The US government has accused Russia of being behind the recent SolarWinds attack, which is considered to be among the most significant of 2020.
On Tuesday, four US security agencies, all members of a task force set up specifically to investigate the SolarWinds attack, issued a joint statement claiming the attack was “likely Russian in origin”.
The agencies in question are: the FBI, NSA, CISA (Cybersecurity and Infrastructure Security Agency) and ODNI (Office of the Director of National Intelligence), which form the the Cyber Unified Coordination Group (UCG).
“This work indicates that an Advanced Persistent Threat (APT) actor, likely Russian in origin, is responsible for most or all of the recently discovered, ongoing cyber compromises of both government and non-governmental networks,” the statement reads.
“At this time, we believe this was, and continues to be, an intelligence gathering effort.”
Commentators have suggested the statement is important for two reasons.
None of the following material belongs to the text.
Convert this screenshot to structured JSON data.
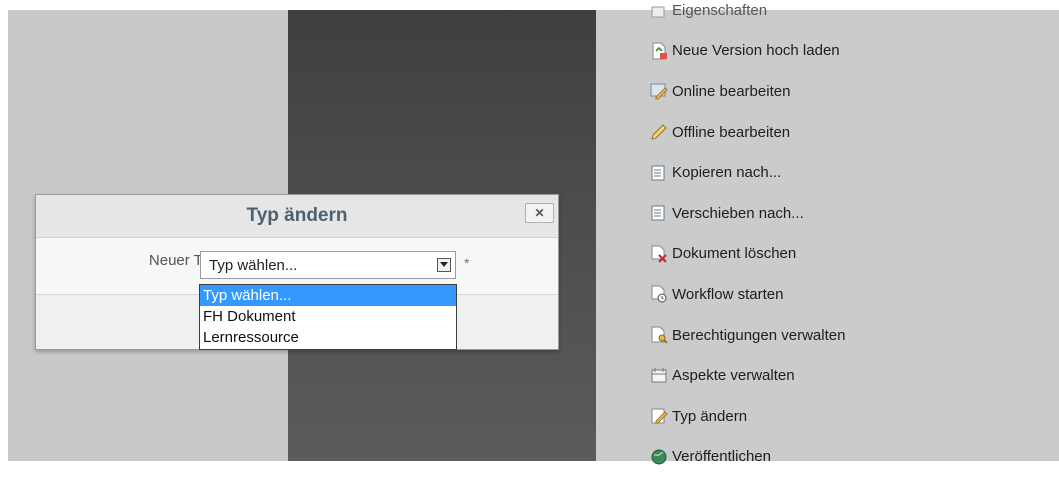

First, it addressed public criticism of President Trump, who had refrained from blaming Russia. Second, it describes the attack as an “intelligence gathering effort”, which should rule out theories that the goal of the attack was to tamper with voting machines and facilitate election fraud.
The statement does not name names, but experts claim cybercriminal syndicate APT29, linked with multiple previous high-profile breaches, could be behind the attack.
The group responsible used a compromised Office 365 account to breach SolarWinds’ network and plant malicious code into a patch for its Orion software. A total of 18,000 businesses and government agencies downloaded the patch.
The goal was for the patch to act as a gate-opener, allowing the criminals to install second-stage malware, Teardrop. According to the statement, “fewer than ten US government agencies” were targeted with Teardrop.
To add insult to injury, SolarWinds’ shareholders have also filed a lawsuit against the company’s leaders, arguing that they knew about the breach and didn’t tell them.
They also claim SolarWinds’ cybersecurity practices were not up to industry standards, and that the company even used a server password of “solarwinds123”.
Investors are seeking damages for “reasonable costs and expenses incurred”, lawyer fees and court fines against the company.